Ain’t That a Shame?

Around the time that I was born, my parents bought a lot in a new development outside of a small town in South Carolina. Their house was one of the first to be built there. Growing up, there were always opportunities to ride bikes and jump over big mounds of dirt or build forts out of bricks and construction materials that were being used to build houses. We would hunt in the nearby woods and fish in the large neighborhood pond. It was pretty cool actually … just enough out in the country and just enough suburban development to allow me to explore the wilderness and have the safety of home not too far away.

One day I was playing with a kid up the street—I can’t remember his name and I don’t know how old I was then, but we were both pretty young. He and I decided to get some tools out of his father’s toolbox and take them down to the neighboring lot to play. I got a hammer and drove one of his Dad’s screwdrivers into a fallen pine tree. Being a young kid, I didn’t realize that I wasn’t gonna be able to get that thing out of the tree. I panicked and in the course of wrestling it out, I broke it off. We were deathly were afraid of being caught, so we raced to put everything back in his father’s toolbox and swore not to tell a soul. His parents never said anything-we got away with it.

Looking back it wasn’t that big of a deal in the grand scheme of things. I’m sure that particular screwdriver cost a lot more than ones you can buy at Lowe’s or Home Depot nowadays, but still it was not as serious as we felt it was in the moment. This should be a relatively benign memory from my childhood, but it’s not.

My evangelical Christian upbringing wouldn’t allow it to drop.

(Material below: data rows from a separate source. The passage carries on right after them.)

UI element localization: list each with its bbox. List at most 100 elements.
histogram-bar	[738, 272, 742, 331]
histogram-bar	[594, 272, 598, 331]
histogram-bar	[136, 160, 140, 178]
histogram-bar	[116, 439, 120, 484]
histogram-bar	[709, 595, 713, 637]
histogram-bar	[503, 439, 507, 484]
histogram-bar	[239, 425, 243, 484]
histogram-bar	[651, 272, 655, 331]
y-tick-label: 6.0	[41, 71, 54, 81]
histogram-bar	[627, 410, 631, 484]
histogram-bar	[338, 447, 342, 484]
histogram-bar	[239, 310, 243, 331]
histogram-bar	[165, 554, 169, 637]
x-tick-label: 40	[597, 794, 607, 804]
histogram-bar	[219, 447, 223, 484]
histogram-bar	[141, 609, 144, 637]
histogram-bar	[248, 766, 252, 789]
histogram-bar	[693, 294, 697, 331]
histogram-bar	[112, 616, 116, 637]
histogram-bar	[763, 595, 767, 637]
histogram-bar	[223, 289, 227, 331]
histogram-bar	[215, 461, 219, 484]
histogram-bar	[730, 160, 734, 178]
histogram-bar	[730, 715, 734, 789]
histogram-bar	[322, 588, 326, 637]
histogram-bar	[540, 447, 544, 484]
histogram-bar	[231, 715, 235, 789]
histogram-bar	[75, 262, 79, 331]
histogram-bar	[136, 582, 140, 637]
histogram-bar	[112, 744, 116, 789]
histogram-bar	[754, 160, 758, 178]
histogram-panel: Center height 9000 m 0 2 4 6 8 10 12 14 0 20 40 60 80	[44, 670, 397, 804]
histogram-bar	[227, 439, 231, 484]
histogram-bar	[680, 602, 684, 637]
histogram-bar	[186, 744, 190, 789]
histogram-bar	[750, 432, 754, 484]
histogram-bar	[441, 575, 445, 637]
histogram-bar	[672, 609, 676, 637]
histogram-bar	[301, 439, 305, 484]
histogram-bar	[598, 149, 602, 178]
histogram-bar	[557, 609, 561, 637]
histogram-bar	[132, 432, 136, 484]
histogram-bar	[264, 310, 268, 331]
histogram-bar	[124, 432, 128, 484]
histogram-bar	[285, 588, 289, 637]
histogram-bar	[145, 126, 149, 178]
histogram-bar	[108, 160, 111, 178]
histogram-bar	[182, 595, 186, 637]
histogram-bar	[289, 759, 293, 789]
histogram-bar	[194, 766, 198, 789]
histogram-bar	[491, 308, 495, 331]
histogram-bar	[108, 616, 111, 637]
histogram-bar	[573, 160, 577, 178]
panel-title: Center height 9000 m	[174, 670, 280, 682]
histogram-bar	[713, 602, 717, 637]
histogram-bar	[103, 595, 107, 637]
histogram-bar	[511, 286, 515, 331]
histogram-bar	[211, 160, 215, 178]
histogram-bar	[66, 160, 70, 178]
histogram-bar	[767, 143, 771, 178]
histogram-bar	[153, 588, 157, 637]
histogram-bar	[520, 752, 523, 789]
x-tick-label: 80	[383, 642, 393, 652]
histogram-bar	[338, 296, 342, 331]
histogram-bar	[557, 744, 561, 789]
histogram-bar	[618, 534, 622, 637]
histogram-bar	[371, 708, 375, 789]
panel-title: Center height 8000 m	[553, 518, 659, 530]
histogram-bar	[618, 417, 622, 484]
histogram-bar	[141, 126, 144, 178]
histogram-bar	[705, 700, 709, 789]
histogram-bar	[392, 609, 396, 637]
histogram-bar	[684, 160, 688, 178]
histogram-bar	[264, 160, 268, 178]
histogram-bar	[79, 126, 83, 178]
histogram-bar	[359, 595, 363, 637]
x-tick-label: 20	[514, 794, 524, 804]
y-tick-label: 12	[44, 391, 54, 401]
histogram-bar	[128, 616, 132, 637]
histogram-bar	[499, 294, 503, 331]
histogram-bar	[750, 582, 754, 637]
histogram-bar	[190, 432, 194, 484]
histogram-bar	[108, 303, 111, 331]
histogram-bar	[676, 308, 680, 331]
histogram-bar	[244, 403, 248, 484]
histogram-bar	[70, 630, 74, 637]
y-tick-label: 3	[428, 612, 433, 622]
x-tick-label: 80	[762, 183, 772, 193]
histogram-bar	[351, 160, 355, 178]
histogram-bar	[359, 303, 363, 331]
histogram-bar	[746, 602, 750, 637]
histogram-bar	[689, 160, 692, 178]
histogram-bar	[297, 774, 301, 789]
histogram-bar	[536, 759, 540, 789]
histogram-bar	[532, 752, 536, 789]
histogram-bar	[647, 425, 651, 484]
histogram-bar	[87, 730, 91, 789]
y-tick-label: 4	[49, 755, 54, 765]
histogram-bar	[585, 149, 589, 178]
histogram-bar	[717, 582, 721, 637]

I felt an overwhelming sense of guilt. Secrets were sinful and the one I was holding would keep me out of Heaven. See I had been told that if I didn’t confess every sin (no matter how small) and remorsefully repent I would go to Hell. I remember distinctly sitting on my mom’s lap days later trying to tell her what happened and just breaking down crying. Sobbing uncontrollably, I was unable to speak. I got up, went to my room and never confessed. But I sure lived with the shame of my silence.

For several nights, I prayed for forgiveness. Was I talking to myself? Or was I performing like I’d been told I needed to in order to atone for my sins and keep everything right in the afterlife. My prayers those nights were rooted in fear. I was scuttling down the eternal fire escape to perceived safety. The whole experience took me out of my body and as a 53 year old writing this, I still feel a tightness in my chest. Over a flipping screwdriver!! Yeah, that’s how trauma works. It has taken me years to reclaim my physical body in a way that isn’t defined by the guilt and shame of my indoctrination.

Shame. It’s no way to teach if you want lasting change. It will leave an impact, but not always the one you are aiming for. As I overhear conversations within the Yoga teaching community and the sociopolitical ones outside of it, I can’t help but notice a stunning resemblance to the shaming in the name of an inflexible morality that rings all too familiar. And that’s a damn shame.